A recipe from the Brittany region of France.

 4 large globe artichokes
1 teaspoon sea salt
4 teaspoons Dijon mustard
1 teaspoon extra-dry vermouth
1/2 cup (4 fl.oz/125ml) mayonnaise,
homemade or purchased
1 teaspoon minced fresh rosemary
1/2 teaspoon sea salt
1/2 teaspoon freshly ground pepper
1 lb (500g) bay shrimp or other
small cooked shelled shrimp
1 1/2 tablespoons minced fresh
flat-leaf (Italian) parsley

Trim off the stem of each artichoke even with the bottom and snap off
any damaged outer  eaves. Put the artichokes in a large pot and add water
to a depth of 4 inches (10cm).
Sprinkle with sea salt and bring to a boil over high heat. Cover, reduce the heat to low, and simmer until the base of the artichokes can be readily
pierced with the tines of a  fork, about 45 minutes. Using tongs, transfer
the artichokes to a colander and invert to drain. Let cool.
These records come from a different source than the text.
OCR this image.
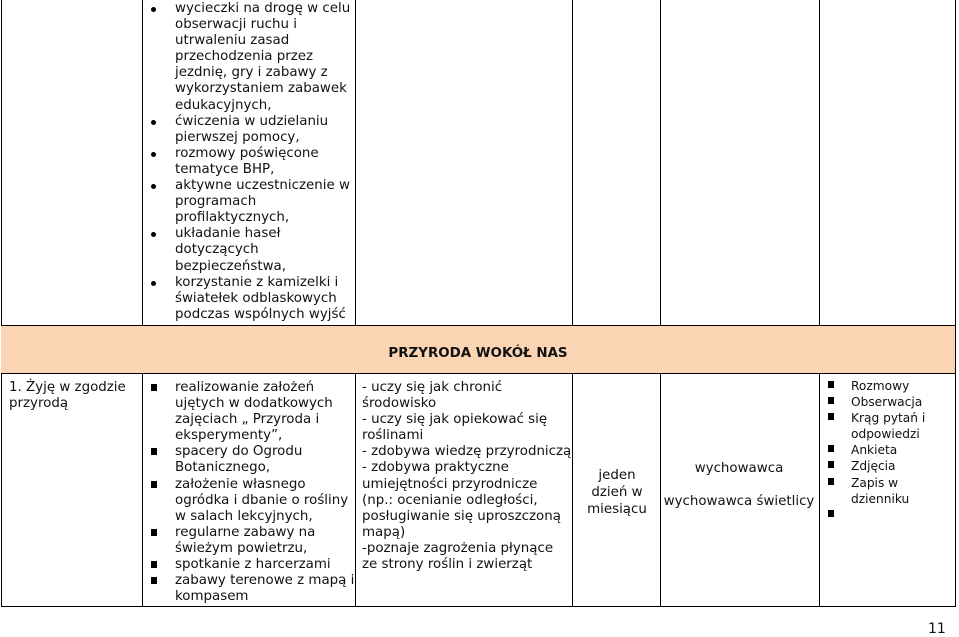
wycieczki na drogę w celu obserwacji ruchu i utrwaleniu zasad przechodzenia przez jezdnię, gry i zabawy z wykorzystaniem zabawek edukacyjnych,
ćwiczenia w udzielaniu pierwszej pomocy,
rozmowy poświęcone tematyce BHP,
aktywne uczestniczenie w programach profilaktycznych,
układanie haseł dotyczących bezpieczeństwa,
korzystanie z kamizelki i światełek odblaskowych podczas wspólnych wyjść
PRZYRODA WOKÓŁ NAS

1. Żyję w zgodzie przyrodą

realizowanie założeń ujętych w dodatkowych zajęciach „ Przyroda i eksperymenty”,
spacery do Ogrodu Botanicznego,
założenie własnego ogródka i dbanie o rośliny w salach lekcyjnych,
regularne zabawy na świeżym powietrzu,
spotkanie z harcerzami
zabawy terenowe z mapą i kompasem
- uczy się jak chronić środowisko
- uczy się jak opiekować się roślinami
- zdobywa wiedzę przyrodniczą
- zdobywa praktyczne umiejętności przyrodnicze (np.: ocenianie odległości, posługiwanie się uproszczoną mapą)
-poznaje zagrożenia płynące ze strony roślin i zwierząt
jeden dzień w miesiącu
wychowawca
wychowawca świetlicy
Rozmowy
Obserwacja
Krąg pytań i odpowiedzi
Ankieta
Zdjęcia
Zapis w dzienniku
11
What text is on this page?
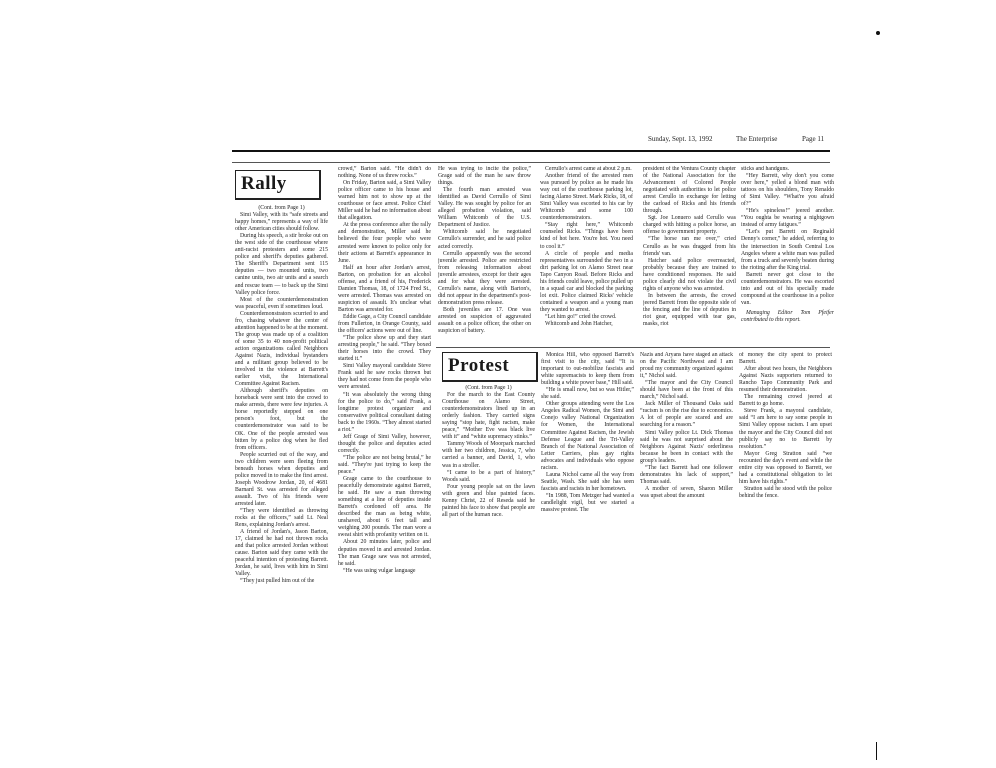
Sunday, Sept. 13, 1992	The Enterprise	Page 11
Rally

(Cont. from Page 1)

Simi Valley, with its “safe streets and happy homes,” represents a way of life other American cities should follow.

During his speech, a stir broke out on the west side of the courthouse where anti-racist protesters and some 215 police and sheriff's deputies gathered. The Sheriff's Department sent 115 deputies — two mounted units, two canine units, two air units and a search and rescue team — to back up the Simi Valley police force.

Most of the counterdemonstration was peaceful, even if sometimes loud.

Counterdemonstrators scurried to and fro, chasing whatever the center of attention happened to be at the moment. The group was made up of a coalition of some 35 to 40 non-profit political action organizations called Neighbors Against Nazis, individual bystanders and a militant group believed to be involved in the violence at Barrett's earlier visit, the International Committee Against Racism.

Although sheriff's deputies on horseback were sent into the crowd to make arrests, there were few injuries. A horse reportedly stepped on one person's foot, but the counterdemonstrator was said to be OK. One of the people arrested was bitten by a police dog when he fled from officers.

People scurried out of the way, and two children were seen fleeing from beneath horses when deputies and police moved in to make the first arrest. Joseph Woodrow Jordan, 20, of 4681 Barnard St. was arrested for alleged assault. Two of his friends were arrested later.

“They were identified as throwing rocks at the officers,” said Lt. Neal Rens, explaining Jordan's arrest.

A friend of Jordan's, Jason Barton, 17, claimed he had not thrown rocks and that police arrested Jordan without cause. Barton said they came with the peaceful intention of protesting Barrett. Jordan, he said, lives with him in Simi Valley.

“They just pulled him out of the

crowd,” Barton said. “He didn't do nothing. None of us threw rocks.”

On Friday, Barton said, a Simi Valley police officer came to his house and warned him not to show up at the courthouse or face arrest. Police Chief Miller said he had no information about that allegation.

At the press conference after the rally and demonstration, Miller said he believed the four people who were arrested were known to police only for their actions at Barrett's appearance in June.

Half an hour after Jordan's arrest, Barton, on probation for an alcohol offense, and a friend of his, Frederick Damien Thomas, 18, of 1724 Fred St., were arrested. Thomas was arrested on suspicion of assault. It's unclear what Barton was arrested for.

Eddie Gage, a City Council candidate from Fullerton, in Orange County, said the officers' actions were out of line.

“The police show up and they start arresting people,” he said. “They boxed their horses into the crowd. They started it.”

Simi Valley mayoral candidate Steve Frank said he saw rocks thrown but they had not come from the people who were arrested.

“It was absolutely the wrong thing for the police to do,” said Frank, a longtime protest organizer and conservative political consultant dating back to the 1960s. “They almost started a riot.”

Jeff Grage of Simi Valley, however, thought the police and deputies acted correctly.

“The police are not being brutal,” he said. “They're just trying to keep the peace.”

Grage came to the courthouse to peacefully demonstrate against Barrett, he said. He saw a man throwing something at a line of deputies inside Barrett's cordoned off area. He described the man as being white, unshaved, about 6 feet tall and weighing 200 pounds. The man wore a sweat shirt with profanity written on it.

About 20 minutes later, police and deputies moved in and arrested Jordan. The man Grage saw was not arrested, he said.

“He was using vulgar language

He was trying to incite the police,” Grage said of the man he saw throw things.

The fourth man arrested was identified as David Cerrullo of Simi Valley. He was sought by police for an alleged probation violation, said William Whitcomb of the U.S. Department of Justice.

Whitcomb said he negotiated Cerrullo's surrender, and he said police acted correctly.

Cerrullo apparently was the second juvenile arrested. Police are restricted from releasing information about juvenile arrestees, except for their ages and for what they were arrested. Cerrullo's name, along with Barton's, did not appear in the department's post-demonstration press release.

Both juveniles are 17. One was arrested on suspicion of aggravated assault on a police officer, the other on suspicion of battery.

Cerrullo's arrest came at about 2 p.m.

Another friend of the arrested men was pursued by police as he made his way out of the courthouse parking lot, facing Alamo Street. Mark Ricks, 18, of Simi Valley was escorted to his car by Whitcomb and some 100 counterdemonstrators.

“Stay right here,” Whitcomb counseled Ricks. “Things have been kind of hot here. You're hot. You need to cool it.”

A circle of people and media representatives surrounded the two in a dirt parking lot on Alamo Street near Tapo Canyon Road. Before Ricks and his friends could leave, police pulled up in a squad car and blocked the parking lot exit. Police claimed Ricks' vehicle contained a weapon and a young man they wanted to arrest.

“Let him go!” cried the crowd.

Whitcomb and John Hatcher,

president of the Ventura County chapter of the National Association for the Advancement of Colored People negotiated with authorities to let police arrest Cerullo in exchange for letting the carload of Ricks and his friends through.

Sgt. Joe Lonuero said Cerullo was charged with hitting a police horse, an offense to government property.

“The horse ran me over,” cried Cerullo as he was dragged from his friends' van.

Hatcher said police overreacted, probably because they are trained to have conditioned responses. He said police clearly did not violate the civil rights of anyone who was arrested.

In between the arrests, the crowd jeered Barrett from the opposite side of the fencing and the line of deputies in riot gear, equipped with tear gas, masks, riot

sticks and handguns.

“Hey Barrett, why don't you come over here,” yelled a blond man with tattoos on his shoulders, Tony Renaldo of Simi Valley. “What're you afraid of?”

“He's spineless!” jeered another. “You oughta be wearing a nightgown instead of army fatigues.”

“Let's put Barrett on Reginald Denny's corner,” he added, referring to the intersection in South Central Los Angeles where a white man was pulled from a truck and severely beaten during the rioting after the King trial.

Barrett never got close to the counterdemonstrators. He was escorted into and out of his specially made compound at the courthouse in a police van.

Managing Editor Tom Pfeifer contributed to this report.

Protest

(Cont. from Page 1)

For the march to the East County Courthouse on Alamo Street, counterdemonstrators lined up in an orderly fashion. They carried signs saying “stop hate, fight racism, make peace,” “Mother Eve was black live with it” and “white supremacy stinks.”

Tammy Woods of Moorpark marched with her two children, Jessica, 7, who carried a banner, and David, 1, who was in a stroller.

“I came to be a part of history,” Woods said.

Four young people sat on the lawn with green and blue painted faces. Kenny Christ, 22 of Reseda said he painted his face to show that people are all part of the human race.

Monica Hill, who opposed Barrett's first visit to the city, said “It is important to out-mobilize fascists and white supremacists to keep them from building a white power base,” Hill said.

“He is small now, but so was Hitler,” she said.

Other groups attending were the Los Angeles Radical Women, the Simi and Conejo valley National Organization for Women, the International Committee Against Racism, the Jewish Defense League and the Tri-Valley Branch of the National Association of Letter Carriers, plus gay rights advocates and individuals who oppose racism.

Launa Nichol came all the way from Seattle, Wash. She said she has seen fascists and racists in her hometown.

“In 1988, Tom Metzger had wanted a candlelight vigil, but we started a massive protest. The

Nazis and Aryans have staged an attack on the Pacific Northwest and I am proud my community organized against it,” Nichol said.

“The mayor and the City Council should have been at the front of this march,” Nichol said.

Jack Miller of Thousand Oaks said “racism is on the rise due to economics. A lot of people are scared and are searching for a reason.”

Simi Valley police Lt. Dick Thomas said he was not surprised about the Neighbors Against Nazis' orderliness because he been in contact with the group's leaders.

“The fact Barrett had one follower demonstrates his lack of support,” Thomas said.

A mother of seven, Sharon Miller was upset about the amount

of money the city spent to protect Barrett.

After about two hours, the Neighbors Against Nazis supporters returned to Rancho Tapo Community Park and resumed their demonstration.

The remaining crowd jeered at Barrett to go home.

Steve Frank, a mayoral candidate, said “I am here to say some people in Simi Valley oppose racism. I am upset the mayor and the City Council did not publicly say no to Barrett by resolution.”

Mayor Greg Stratton said “we recounted the day's event and while the entire city was opposed to Barrett, we had a constitutional obligation to let him have his rights.”

Stratton said he stood with the police behind the fence.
Cut off the upper one-fourth of each artichoke and discard the prickly trimmings. Using a spoon, scoop out the center leaves and the furry
choke from each artichoke to create a bowl. Wrap in plastic wrap and
chill for about 2 hours.
In a bowl, combine the mustard and vermouth and stir until well blended. Add the mayonnaise, rosemary, table salt and pepper and stir to combine. Add all but 12 of the shrimp and turn gently to coat evenly. Rewrap in
plastic wrap and chill for at least 1 hour or for up to 3 hours.
Garnish each artichoke with 3 of the reserved shrimp and sprinkle with parsley. Serve Chilled.